1.01.2012

Detective Bounty, ASC

    Some people have it. Many people step into this profession, more a lifestyle, excited because it's novel. Their first days are bright eyed and busy, but soon it's evident who has the gall, the 'it' that shucks all obstacles to achieve the end. You're informed on the first day that there is no end, that you're going to be seeking every day and that you won't be able to leave your work at work. That the things you see here won't leave your eyes and will affect your homelife. Your fellow detectives will become your family and you'll feel more at home chewing on the newest break in the case over midnight take-out in the office. Your wife will resent you unless she's the understanding type, and even then you'll have cold nights. But one of the ways this is a different sort of work is that we need your women, too.

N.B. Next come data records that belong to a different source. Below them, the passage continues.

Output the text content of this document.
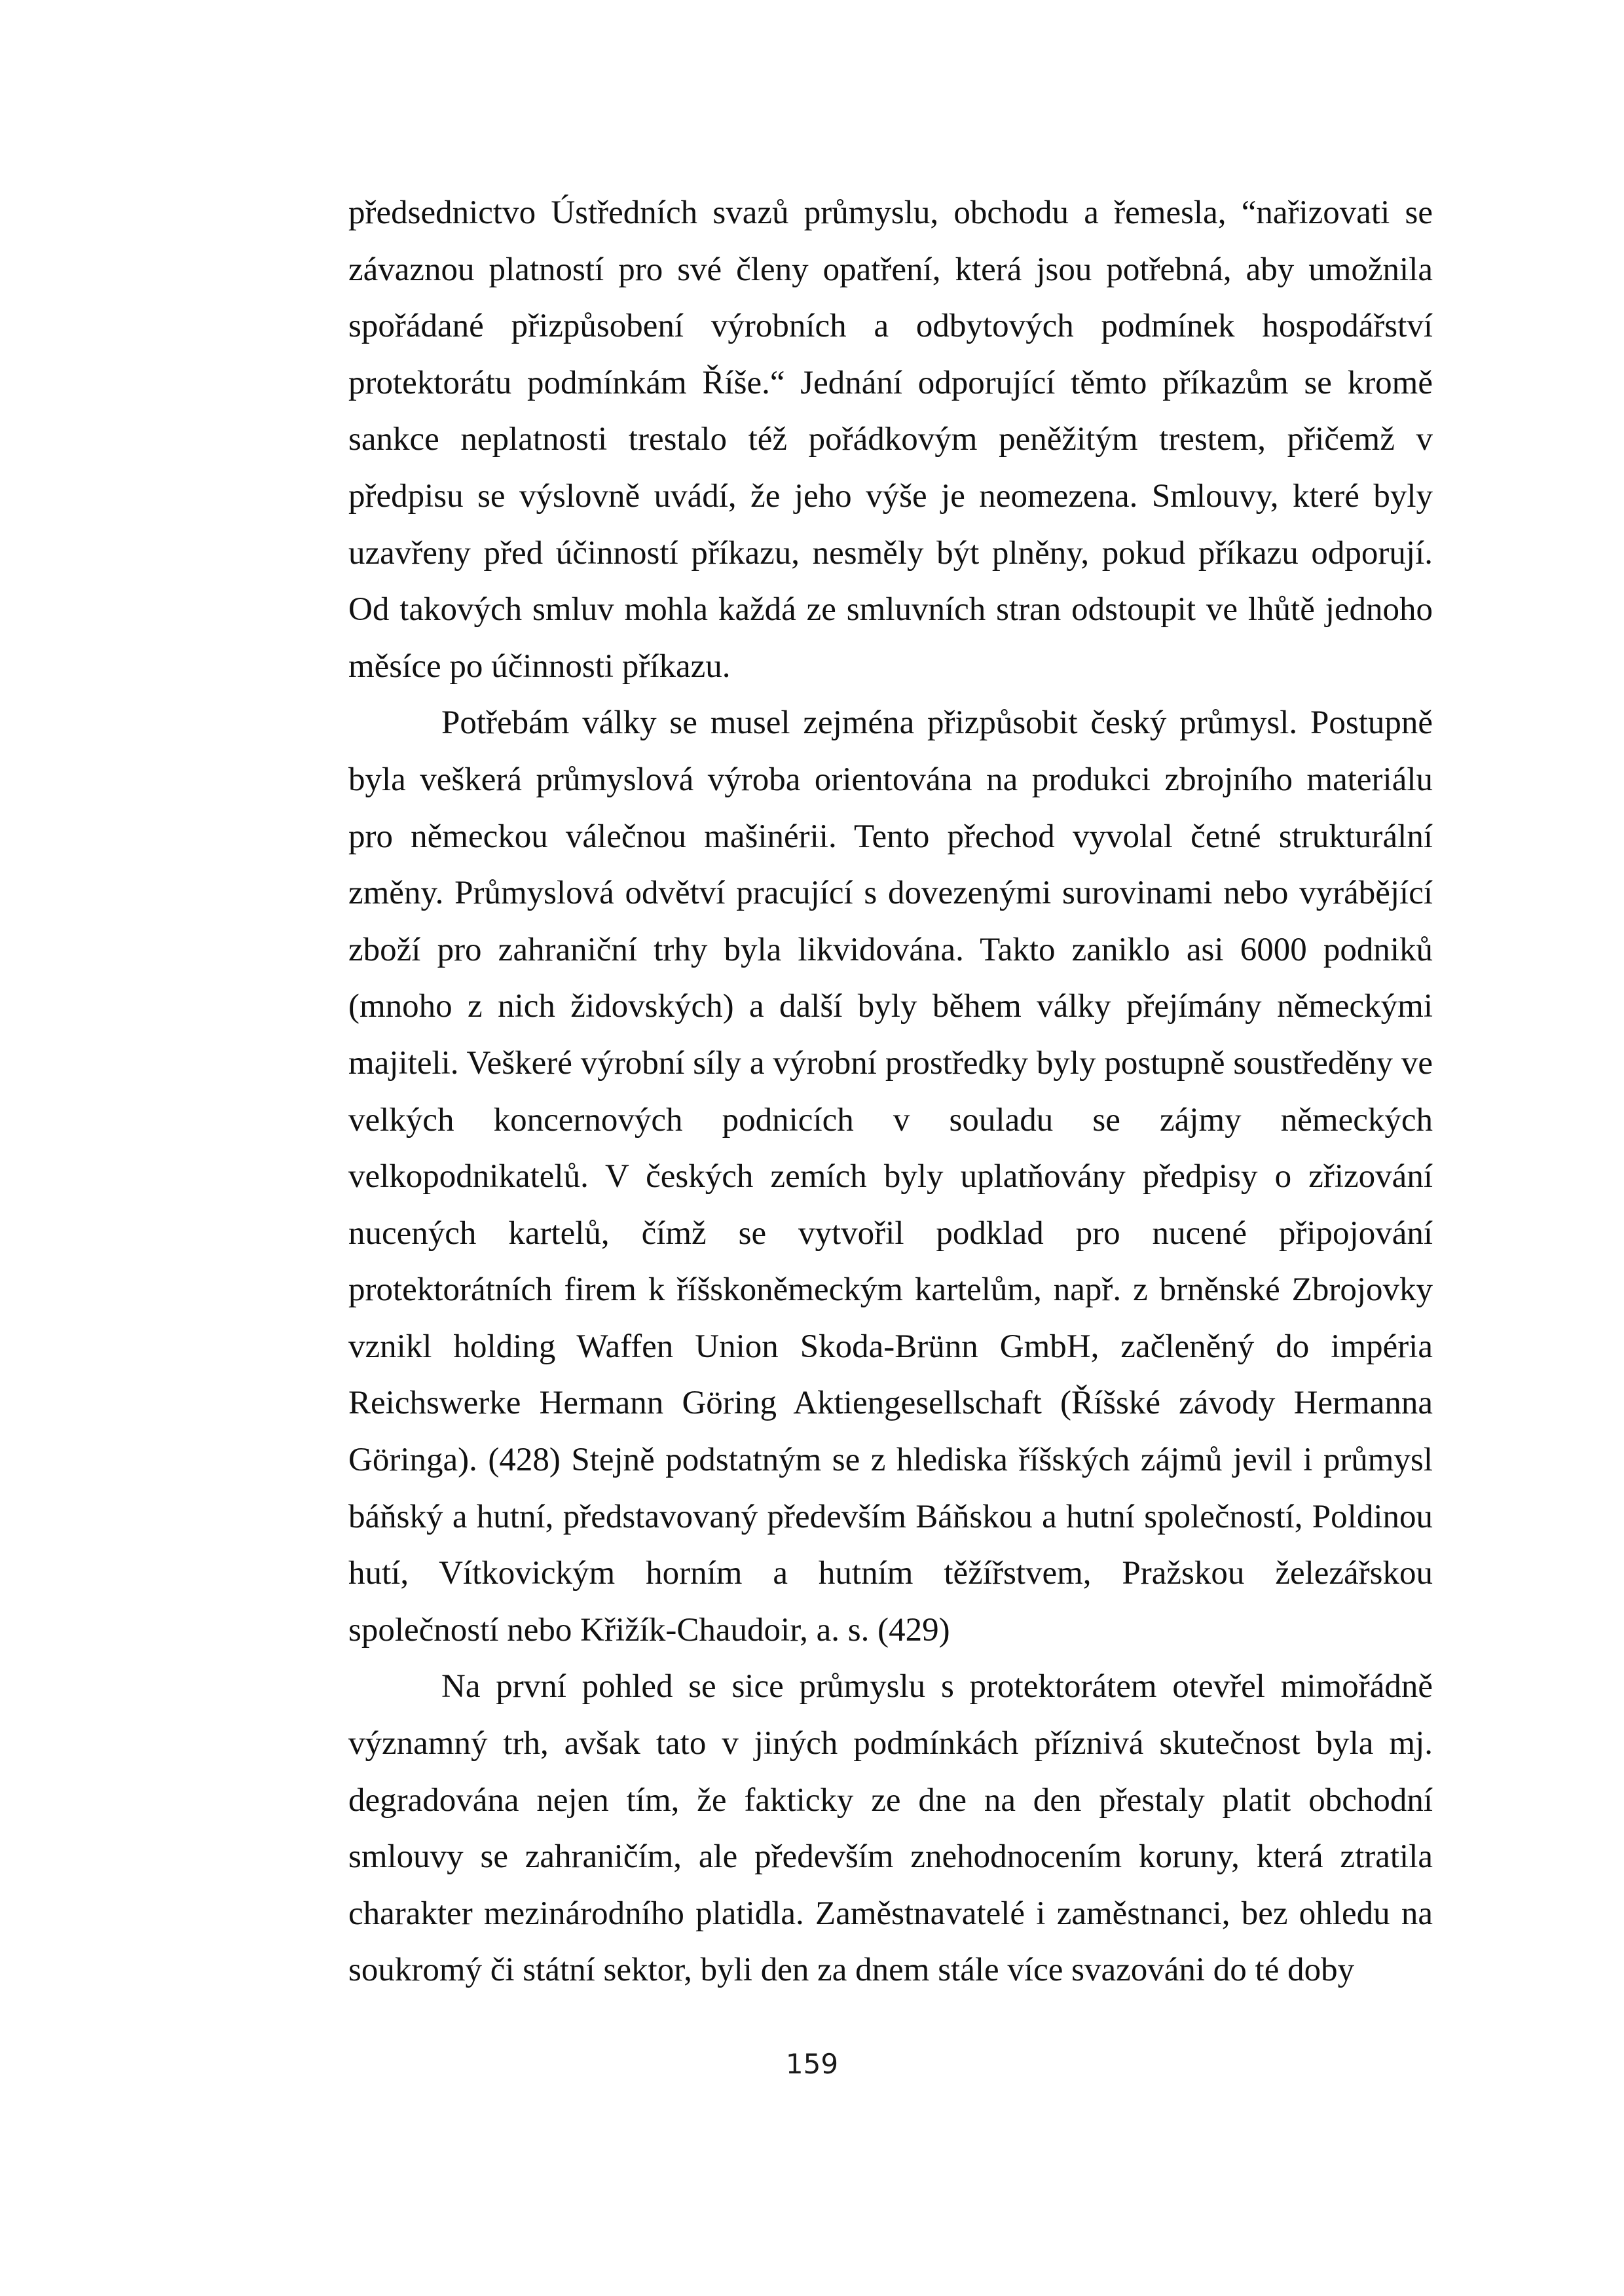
předsednictvo Ústředních svazů průmyslu, obchodu a řemesla, “nařizovati se závaznou platností pro své členy opatření, která jsou potřebná, aby umožnila spořádané přizpůsobení výrobních a odbytových podmínek hospodářství protektorátu podmínkám Říše.“ Jednání odporující těmto příkazům se kromě sankce neplatnosti trestalo též pořádkovým peněžitým trestem, přičemž v předpisu se výslovně uvádí, že jeho výše je neomezena. Smlouvy, které byly uzavřeny před účinností příkazu, nesměly být plněny, pokud příkazu odporují. Od takových smluv mohla každá ze smluvních stran odstoupit ve lhůtě jednoho měsíce po účinnosti příkazu.

Potřebám války se musel zejména přizpůsobit český průmysl. Postupně byla veškerá průmyslová výroba orientována na produkci zbrojního materiálu pro německou válečnou mašinérii. Tento přechod vyvolal četné strukturální změny. Průmyslová odvětví pracující s dovezenými surovinami nebo vyrábějící zboží pro zahraniční trhy byla likvidována. Takto zaniklo asi 6000 podniků (mnoho z nich židovských) a další byly během války přejímány německými majiteli. Veškeré výrobní síly a výrobní prostředky byly postupně soustředěny ve velkých koncernových podnicích v souladu se zájmy německých velkopodnikatelů. V českých zemích byly uplatňovány předpisy o zřizování nucených kartelů, čímž se vytvořil podklad pro nucené připojování protektorátních firem k říšskoněmeckým kartelům, např. z brněnské Zbrojovky vznikl holding Waffen Union Skoda-Brünn GmbH, začleněný do impéria Reichswerke Hermann Göring Aktiengesellschaft (Říšské závody Hermanna Göringa). (428) Stejně podstatným se z hlediska říšských zájmů jevil i průmysl báňský a hutní, představovaný především Báňskou a hutní společností, Poldinou hutí, Vítkovickým horním a hutním těžířstvem, Pražskou železářskou společností nebo Křižík-Chaudoir, a. s. (429)

Na první pohled se sice průmyslu s protektorátem otevřel mimořádně významný trh, avšak tato v jiných podmínkách příznivá skutečnost byla mj. degradována nejen tím, že fakticky ze dne na den přestaly platit obchodní smlouvy se zahraničím, ale především znehodnocením koruny, která ztratila charakter mezinárodního platidla. Zaměstnavatelé i zaměstnanci, bez ohledu na soukromý či státní sektor, byli den za dnem stále více svazováni do té doby

159
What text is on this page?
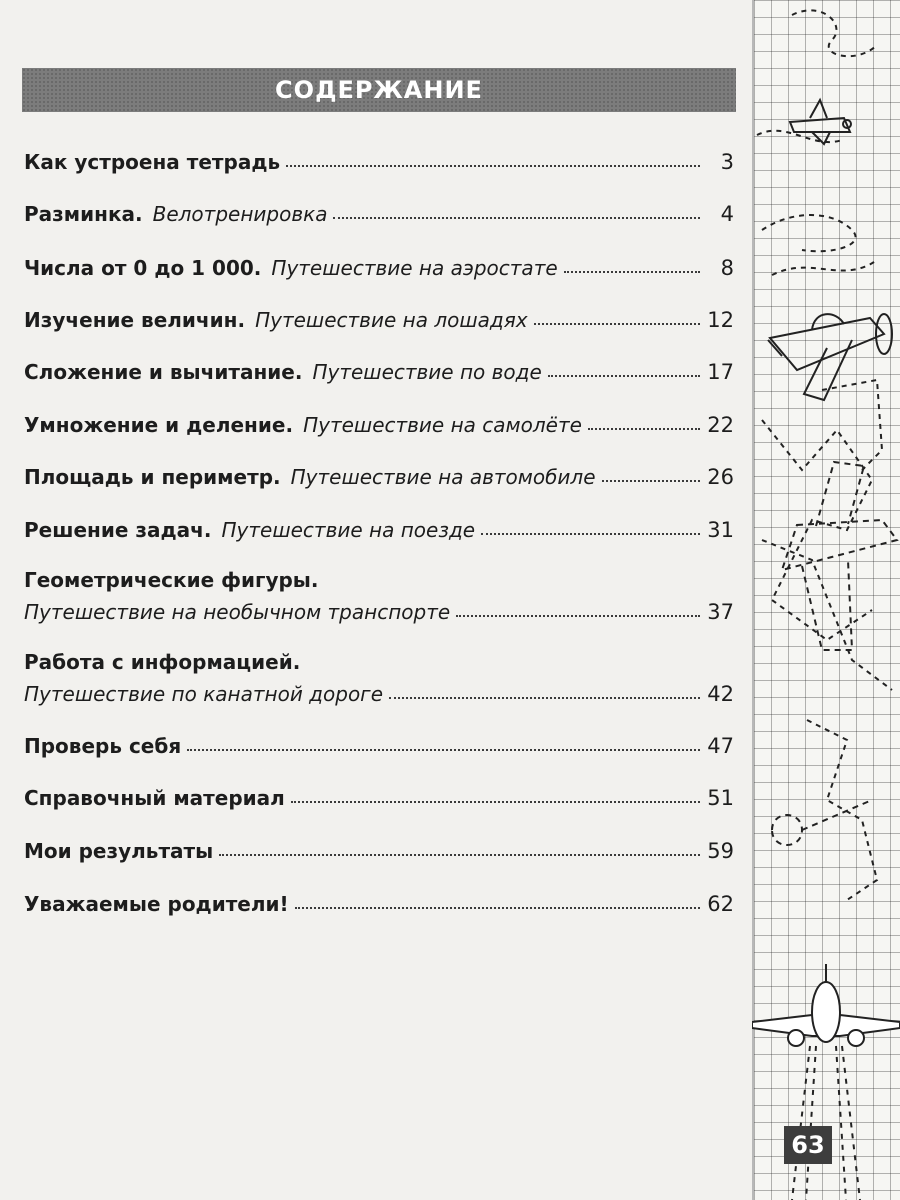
СОДЕРЖАНИЕ
Как устроена тетрадь	3
Разминка. Велотренировка	4
Числа от 0 до 1 000. Путешествие на аэростате	8
Изучение величин. Путешествие на лошадях	12
Сложение и вычитание. Путешествие по воде	17
Умножение и деление. Путешествие на самолёте	22
Площадь и периметр. Путешествие на автомобиле	26
Решение задач. Путешествие на поезде	31
Геометрические фигуры.
Путешествие на необычном транспорте	37
Работа с информацией.
Путешествие по канатной дороге	42
Проверь себя	47
Справочный материал	51
Мои результаты	59
Уважаемые родители!	62
63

They see things men don't. If you hang in there through the horrors, breakthroughs and chases, you'll be changed for life. So will your children, and ninety percent of the time they'll join the walk.
    Here's what's odd and the real kicker: we've caught the killer, we know the end from the beginning. What we're doing is working backward, tracing in intimate detail to the beginning of things where it all started. This so we can know how to go forward, prevent any of these crimes from happening again.
    There's an impossibly high turnover rate here. I've only been in it for a few years, and I'm a veteran. I'm subject to that which I pursue, the Higher and Noble Truth that is objective because it's already happened. I find clues and  follow the trail, always in the midst of this search that consumes me. Few people are willing to commit, to sacrifice the lives they had for something with an intangible reward.  All you novice detectives, interns (temps even), come to me to learn how to do this, how to think anew, how to receive a different pattern of understanding so you can thrive.  And when the going's easy enough, you're fine. It's when you can't find the next step that you get upset and take it out on me. I inform you of how to move forward: cut up the walls on your boxed-in thinking and look with new eyes. This offends you because it's what I say every time, and you take your heat out on me because you've gotten too big for your britches. Again you fail to understand this frustration is what will elevate you to the next step, that the process looks different every time but always functions the same at it's heart: there is always a clue. Perseverance is the most important factor in the beginning: the case will break and you'll find exactly what you're looking for. Your gut is usually right.